3. Sauf accord préalable des parties et sauf les cas prévus à l’article 4 ci-après, celui qui a déjà rempli une mission d’expertise entre parties, doit s’abstenir ultérieurement pendant une période minimale de 5 ans d’accepter une mission d’architecte pour des parties, à l’exclusion d’interventions comme expert entre parties.  Il pourra, dans les mêmes conditions, intervenir comme conseiller technique d’une des parties, pour autant que les intérêts en cause n’opposent pas les mêmes parties.

4. Lorsque chacune des parties concernées par un litige peut désigner un architecte pour constituer un collège d’experts entre parties, celui qui est déjà intervenu pour l’une d’elles peut accepter d’être désignés par celle-ci.
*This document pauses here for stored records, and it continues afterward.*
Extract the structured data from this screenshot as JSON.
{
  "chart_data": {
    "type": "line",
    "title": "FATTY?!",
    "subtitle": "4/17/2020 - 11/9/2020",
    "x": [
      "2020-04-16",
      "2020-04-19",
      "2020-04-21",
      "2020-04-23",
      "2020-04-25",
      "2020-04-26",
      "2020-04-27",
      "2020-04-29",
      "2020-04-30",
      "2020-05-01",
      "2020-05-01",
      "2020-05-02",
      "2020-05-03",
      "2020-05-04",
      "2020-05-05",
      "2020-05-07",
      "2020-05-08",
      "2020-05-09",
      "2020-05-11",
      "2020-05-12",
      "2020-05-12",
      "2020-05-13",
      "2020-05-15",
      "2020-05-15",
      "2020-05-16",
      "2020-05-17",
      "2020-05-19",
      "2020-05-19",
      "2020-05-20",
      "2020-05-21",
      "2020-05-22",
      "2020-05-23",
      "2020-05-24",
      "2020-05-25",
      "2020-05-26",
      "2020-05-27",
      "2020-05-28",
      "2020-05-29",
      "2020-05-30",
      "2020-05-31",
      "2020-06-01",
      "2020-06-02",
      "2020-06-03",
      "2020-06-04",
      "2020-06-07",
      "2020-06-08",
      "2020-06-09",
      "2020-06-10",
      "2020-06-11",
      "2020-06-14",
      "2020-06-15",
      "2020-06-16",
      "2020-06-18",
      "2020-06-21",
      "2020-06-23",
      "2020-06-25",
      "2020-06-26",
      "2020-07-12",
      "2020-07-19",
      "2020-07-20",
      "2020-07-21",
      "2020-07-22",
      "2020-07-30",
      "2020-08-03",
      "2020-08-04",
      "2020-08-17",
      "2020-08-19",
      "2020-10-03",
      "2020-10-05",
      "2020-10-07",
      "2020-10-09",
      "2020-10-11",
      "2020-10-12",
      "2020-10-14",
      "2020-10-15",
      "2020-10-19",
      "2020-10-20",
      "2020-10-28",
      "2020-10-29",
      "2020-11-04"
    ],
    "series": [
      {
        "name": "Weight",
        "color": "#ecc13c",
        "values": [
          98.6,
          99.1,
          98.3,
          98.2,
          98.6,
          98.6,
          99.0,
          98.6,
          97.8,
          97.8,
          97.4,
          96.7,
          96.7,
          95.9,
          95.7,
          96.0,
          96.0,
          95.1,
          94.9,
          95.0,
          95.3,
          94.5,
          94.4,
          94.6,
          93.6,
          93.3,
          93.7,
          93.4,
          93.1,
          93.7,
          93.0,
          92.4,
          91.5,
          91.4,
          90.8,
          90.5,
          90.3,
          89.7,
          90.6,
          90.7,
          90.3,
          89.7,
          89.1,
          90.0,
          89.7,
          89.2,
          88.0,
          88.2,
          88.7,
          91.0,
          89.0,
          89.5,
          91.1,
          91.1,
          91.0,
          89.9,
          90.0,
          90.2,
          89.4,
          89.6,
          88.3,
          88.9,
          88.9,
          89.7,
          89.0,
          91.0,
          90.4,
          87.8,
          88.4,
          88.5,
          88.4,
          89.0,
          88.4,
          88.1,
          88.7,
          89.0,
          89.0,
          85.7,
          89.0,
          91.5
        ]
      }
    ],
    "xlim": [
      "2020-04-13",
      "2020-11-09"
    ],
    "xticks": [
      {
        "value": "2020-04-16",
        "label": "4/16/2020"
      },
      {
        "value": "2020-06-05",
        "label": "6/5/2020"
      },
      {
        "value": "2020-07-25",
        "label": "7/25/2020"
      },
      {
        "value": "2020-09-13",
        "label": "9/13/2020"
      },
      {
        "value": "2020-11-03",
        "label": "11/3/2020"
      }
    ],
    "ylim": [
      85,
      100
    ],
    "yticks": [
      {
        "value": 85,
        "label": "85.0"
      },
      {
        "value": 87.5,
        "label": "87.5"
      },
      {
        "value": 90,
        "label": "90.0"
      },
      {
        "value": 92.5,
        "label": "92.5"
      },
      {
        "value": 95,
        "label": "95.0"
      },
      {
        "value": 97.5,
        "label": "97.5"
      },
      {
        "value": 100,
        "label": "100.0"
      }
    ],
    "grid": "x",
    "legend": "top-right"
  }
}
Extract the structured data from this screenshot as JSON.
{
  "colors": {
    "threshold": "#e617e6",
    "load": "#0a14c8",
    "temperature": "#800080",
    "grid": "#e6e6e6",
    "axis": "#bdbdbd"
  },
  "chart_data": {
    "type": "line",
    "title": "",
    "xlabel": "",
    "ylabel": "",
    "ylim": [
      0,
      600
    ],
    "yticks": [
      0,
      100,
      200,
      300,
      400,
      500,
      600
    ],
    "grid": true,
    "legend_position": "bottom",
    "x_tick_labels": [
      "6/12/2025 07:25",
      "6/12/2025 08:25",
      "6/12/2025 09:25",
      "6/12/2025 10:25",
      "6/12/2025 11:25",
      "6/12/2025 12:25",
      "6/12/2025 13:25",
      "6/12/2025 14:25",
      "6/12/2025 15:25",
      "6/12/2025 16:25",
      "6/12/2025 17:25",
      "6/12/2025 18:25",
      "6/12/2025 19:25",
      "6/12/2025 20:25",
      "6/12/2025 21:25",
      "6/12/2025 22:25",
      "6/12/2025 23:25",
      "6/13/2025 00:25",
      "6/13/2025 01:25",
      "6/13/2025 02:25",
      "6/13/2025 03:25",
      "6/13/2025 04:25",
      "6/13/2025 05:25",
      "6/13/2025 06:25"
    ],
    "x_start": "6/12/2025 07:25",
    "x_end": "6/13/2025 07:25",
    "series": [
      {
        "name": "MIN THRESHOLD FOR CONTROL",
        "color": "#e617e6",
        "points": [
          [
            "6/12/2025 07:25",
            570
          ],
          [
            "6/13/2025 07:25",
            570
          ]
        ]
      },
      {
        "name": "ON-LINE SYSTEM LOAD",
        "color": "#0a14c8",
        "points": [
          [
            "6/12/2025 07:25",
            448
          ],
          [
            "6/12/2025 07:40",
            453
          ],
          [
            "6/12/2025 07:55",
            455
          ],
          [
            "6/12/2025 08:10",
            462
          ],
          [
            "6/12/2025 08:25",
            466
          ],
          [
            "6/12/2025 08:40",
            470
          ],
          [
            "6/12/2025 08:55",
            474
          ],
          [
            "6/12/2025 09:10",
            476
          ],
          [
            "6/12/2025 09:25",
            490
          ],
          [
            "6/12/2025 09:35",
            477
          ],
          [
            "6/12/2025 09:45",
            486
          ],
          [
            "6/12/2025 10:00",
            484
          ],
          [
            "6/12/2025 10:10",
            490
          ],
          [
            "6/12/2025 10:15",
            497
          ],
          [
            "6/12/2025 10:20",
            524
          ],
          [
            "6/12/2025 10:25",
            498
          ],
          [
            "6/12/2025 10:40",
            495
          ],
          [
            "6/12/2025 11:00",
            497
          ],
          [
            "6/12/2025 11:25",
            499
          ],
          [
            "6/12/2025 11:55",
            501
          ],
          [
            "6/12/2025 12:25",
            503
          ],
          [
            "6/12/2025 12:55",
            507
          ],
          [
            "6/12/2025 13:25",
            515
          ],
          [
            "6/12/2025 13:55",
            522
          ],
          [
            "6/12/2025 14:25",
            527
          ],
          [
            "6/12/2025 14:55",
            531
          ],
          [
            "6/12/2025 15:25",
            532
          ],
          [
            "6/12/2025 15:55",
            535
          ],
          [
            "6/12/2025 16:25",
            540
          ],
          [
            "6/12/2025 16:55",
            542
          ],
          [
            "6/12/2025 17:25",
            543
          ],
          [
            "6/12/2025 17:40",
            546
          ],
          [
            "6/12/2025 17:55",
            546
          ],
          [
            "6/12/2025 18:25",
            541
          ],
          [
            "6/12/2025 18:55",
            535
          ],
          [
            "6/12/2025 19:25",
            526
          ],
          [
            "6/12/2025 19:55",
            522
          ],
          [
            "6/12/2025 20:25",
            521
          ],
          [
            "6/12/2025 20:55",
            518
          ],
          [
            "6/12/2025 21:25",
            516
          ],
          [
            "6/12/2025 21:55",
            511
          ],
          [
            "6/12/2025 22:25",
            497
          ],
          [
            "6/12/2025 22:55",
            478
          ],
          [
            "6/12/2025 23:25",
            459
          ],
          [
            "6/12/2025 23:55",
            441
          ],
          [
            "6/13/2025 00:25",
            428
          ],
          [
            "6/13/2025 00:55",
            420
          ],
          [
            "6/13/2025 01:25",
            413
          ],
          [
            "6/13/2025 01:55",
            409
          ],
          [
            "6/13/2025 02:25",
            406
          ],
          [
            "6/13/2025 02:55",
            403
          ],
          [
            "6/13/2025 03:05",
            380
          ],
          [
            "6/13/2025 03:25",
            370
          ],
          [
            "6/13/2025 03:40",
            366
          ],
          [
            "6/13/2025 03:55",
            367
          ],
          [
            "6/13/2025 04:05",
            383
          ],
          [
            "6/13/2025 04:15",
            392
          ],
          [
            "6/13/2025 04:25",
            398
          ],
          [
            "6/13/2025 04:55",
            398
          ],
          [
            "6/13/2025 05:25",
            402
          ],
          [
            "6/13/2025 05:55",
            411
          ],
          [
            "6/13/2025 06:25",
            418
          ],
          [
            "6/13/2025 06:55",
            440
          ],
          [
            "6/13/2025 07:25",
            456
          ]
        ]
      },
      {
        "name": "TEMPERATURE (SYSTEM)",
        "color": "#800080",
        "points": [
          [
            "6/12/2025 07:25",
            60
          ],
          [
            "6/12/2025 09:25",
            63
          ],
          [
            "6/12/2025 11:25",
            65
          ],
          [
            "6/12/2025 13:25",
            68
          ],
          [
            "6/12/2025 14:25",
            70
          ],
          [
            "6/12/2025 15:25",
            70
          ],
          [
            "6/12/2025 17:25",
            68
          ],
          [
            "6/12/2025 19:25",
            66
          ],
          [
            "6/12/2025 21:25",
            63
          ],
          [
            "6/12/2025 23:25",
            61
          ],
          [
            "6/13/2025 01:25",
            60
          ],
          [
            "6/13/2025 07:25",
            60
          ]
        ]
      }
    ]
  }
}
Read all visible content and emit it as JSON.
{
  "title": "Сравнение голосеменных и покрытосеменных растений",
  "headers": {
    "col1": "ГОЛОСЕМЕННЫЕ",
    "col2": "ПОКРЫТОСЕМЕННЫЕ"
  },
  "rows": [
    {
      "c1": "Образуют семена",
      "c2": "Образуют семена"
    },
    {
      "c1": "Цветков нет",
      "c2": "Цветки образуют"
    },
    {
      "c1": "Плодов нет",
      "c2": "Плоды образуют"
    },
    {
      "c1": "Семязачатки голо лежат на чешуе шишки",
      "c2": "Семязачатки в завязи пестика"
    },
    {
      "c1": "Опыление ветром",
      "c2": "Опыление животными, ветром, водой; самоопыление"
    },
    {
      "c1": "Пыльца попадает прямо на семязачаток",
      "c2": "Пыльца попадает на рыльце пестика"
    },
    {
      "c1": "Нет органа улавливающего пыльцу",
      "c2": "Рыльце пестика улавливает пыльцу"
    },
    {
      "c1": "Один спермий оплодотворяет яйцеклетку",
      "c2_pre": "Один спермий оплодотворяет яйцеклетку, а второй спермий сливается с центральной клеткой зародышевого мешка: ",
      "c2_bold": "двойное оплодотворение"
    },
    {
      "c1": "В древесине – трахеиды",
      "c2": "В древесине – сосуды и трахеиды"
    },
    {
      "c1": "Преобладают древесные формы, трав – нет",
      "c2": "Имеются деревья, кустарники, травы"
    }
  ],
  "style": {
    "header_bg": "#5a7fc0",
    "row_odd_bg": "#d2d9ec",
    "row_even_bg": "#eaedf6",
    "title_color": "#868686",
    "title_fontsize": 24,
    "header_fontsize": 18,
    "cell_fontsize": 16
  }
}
Indépendamment de toute cause légale de récusation, l’expert architecte s’abstiendra d’accepter une mission s’il estime qu’il ne peut la remplir en toute indépendance.

Lorsqu’un expert architecte se rend compte, durant le déroulement de la mission d’expertise, qu’une cause de récusation peut apparaître, il en informe les parties avant de poursuivre la mission.

Art 2. Procédure
Lorsqu’il est désigné comme expert judiciaire ou arbitre, l’expert architecte respecte strictement les lois et règlements applicables à ce type de mission, sans s’écarter du cadre de celle-ci.
Il veille particulièrement à éviter la nullité du rapport par suite d’erreurs de procédure.
A moins qu’il en soit expressément dispensé, l’expert communique le rapport de ses constats sous la forme de préliminaires aussi précisément et rapidement que possible.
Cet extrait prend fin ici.